The term ethical therefore incorporates the whole idea of not creating suffering unnecessarily to anybody, unless it can be avoided. No action in life can guarantee another won’t suffer, but when it comes to food production and consumption, we should not create any undue suffering to any other living thing if it can be avoided. This has not been in any way adhered to in the industrial meat industry. The extraordinary cruelty committed on a daily basis to billions of animals, just so we can eat them, is simply wrong. It should not be happening and by choosing not to eat any product that involves the undue suffering of another, a choice is being made.
Also, in the ongoing challenge for greater equality and greater opportunity in the world, and the basic rights of all people to have adequate access to food, indulging in wasteful food choices that perpetuate inequality and suffering also has significant ethical implications. In an ever-increasing interconnected global world, food issues are profoundly significant and simply observing the manipulation of prices of essential goods by multinational corporations and a market manipulated pricing system has revealed once again the callous, brutal nature of global politics of the ‘free market’ system and its economic manipulation.
The obsession in some circles of an ‘industrial’ fix to food challenges, with the ongoing dependency on fertilizers and the GMO movement that has promised miracles and the saving of the world through genetic engineering is another fallacy waiting to burst once again. For many years, most US administrations have been myopically focused on a ‘scientific’ revolution to answer the challenges to our food issues, GMO’s being a central part of this mantra, even when the rest of the world looks on from the safety of distance, when they can.
It is clear that the solution to so many challenges could be based on the philosophy of E.F. Schumacher, author of Small is Beautiful.
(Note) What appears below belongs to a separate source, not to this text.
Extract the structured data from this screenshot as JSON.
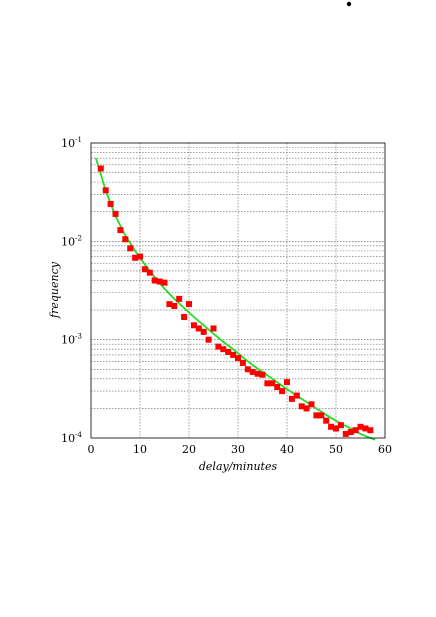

This book, written over 40 years ago, laid the foundation for the concept of appropriate levels of technology, one that reflects human values and needs. Ivan Illitch spoke on similar grounds in his book Tools for Conviviality, embracing the idea that ‘technology’ or tools as he called it, reflects true human needs and serves humanity, rather than the other way around.
This is why, when it comes to choosing what we eat, the food we put into our bodies should reflect these values as much as possible. It is never easy and without growing all one’s own food, compromises are always being made but at least one can try and given that those of us who live with the privilege of choice, by choosing a predominantly vegetarian diet, it is one way to minimize one’s personal footprint on the planet and do a small bit toward a more sustainable world for all.